1896
Sailors have always been superstitious fellows. No wonder, then, that the ignorant sailors of Columbus, anxious for some excuse to turn back to Spain, believed the "sargasso sea" — that tangled mass of seaweeds in mid-Atlantic — was a trap set by Providence to catch them. Science to-day analyzes and explains all such natural phenomena once deemed supernatural. What is it that causes that mysterious sargasso sea?
Simple enough. The rotation of the earth, the rush of the tides, the steady winds unite to cause a vast surface current in tropical waters, moving at about ten miles an hour from east to west, known as the equatorial current. This, in the Atlantic Ocean, feeds the Gulf Stream, which then is shifted by the contour of the North American continent out across the Atlantic to warm the outlying shores of Northern Europe and only spend itself away on the frozen borders of Franz Josef Land. What results? An eddy. Put a few bits of wood in a basin of water and stir the water till it acquires a circular motion. The bits of wood will all collect in the center of the whirling mass.
So the Atlantic Ocean is one great eddy, and the sargasso sea is only the center of it.

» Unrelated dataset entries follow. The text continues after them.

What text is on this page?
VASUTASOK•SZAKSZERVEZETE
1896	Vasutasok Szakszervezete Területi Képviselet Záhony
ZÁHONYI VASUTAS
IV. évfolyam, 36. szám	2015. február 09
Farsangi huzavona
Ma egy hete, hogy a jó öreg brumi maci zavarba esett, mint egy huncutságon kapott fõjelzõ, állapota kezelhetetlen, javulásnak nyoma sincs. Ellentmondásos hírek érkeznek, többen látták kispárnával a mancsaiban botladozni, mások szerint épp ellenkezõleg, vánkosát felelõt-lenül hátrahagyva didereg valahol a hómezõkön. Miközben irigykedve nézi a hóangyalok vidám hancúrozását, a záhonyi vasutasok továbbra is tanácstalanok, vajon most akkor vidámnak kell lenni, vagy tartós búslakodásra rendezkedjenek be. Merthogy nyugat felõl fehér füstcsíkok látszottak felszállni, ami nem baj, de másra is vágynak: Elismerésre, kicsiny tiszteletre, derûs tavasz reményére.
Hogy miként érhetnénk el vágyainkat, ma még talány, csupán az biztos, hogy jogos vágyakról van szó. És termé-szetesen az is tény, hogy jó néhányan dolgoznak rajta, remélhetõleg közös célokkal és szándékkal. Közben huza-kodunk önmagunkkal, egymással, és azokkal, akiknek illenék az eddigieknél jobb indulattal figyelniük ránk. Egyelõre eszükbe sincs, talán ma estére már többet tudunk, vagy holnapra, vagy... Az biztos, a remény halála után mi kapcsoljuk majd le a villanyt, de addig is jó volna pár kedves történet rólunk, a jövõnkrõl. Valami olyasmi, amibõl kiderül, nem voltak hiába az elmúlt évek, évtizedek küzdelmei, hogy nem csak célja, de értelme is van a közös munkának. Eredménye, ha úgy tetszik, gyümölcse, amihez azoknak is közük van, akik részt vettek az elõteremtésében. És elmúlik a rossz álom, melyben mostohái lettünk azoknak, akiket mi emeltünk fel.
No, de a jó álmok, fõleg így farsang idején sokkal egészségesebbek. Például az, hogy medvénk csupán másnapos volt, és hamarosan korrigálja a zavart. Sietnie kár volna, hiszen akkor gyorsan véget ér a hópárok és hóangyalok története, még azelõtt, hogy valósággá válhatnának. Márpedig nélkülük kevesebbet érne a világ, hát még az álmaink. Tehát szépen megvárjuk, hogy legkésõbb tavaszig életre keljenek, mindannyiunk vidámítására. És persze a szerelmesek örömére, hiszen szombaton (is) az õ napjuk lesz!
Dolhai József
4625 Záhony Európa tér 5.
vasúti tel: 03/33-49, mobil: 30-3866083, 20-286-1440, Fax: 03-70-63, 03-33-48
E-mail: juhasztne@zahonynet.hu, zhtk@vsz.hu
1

A "marine meadow," the Spaniards first called this stagnant water. Later it came to be called the sargasso or sargassoa sea, from the Spanish word sargazo, meaning seaweed. Here the seaweed detached from the bottom of the ocean collects, buoyed up by peculiar little air-cells.
Woe to the ship that wanders into the meshes of this great net, six times as big as all France. The same conditions that produce the great sargasso sea of the Atlantic make similar eddy-spots in various regions of the Indian and Pacific Oceans, though much smaller. The Chinese, always ready to utilize whatever is at hand, use the sargasum weed as a food, and as such it is both palatable and nutritious. — Pathfinder.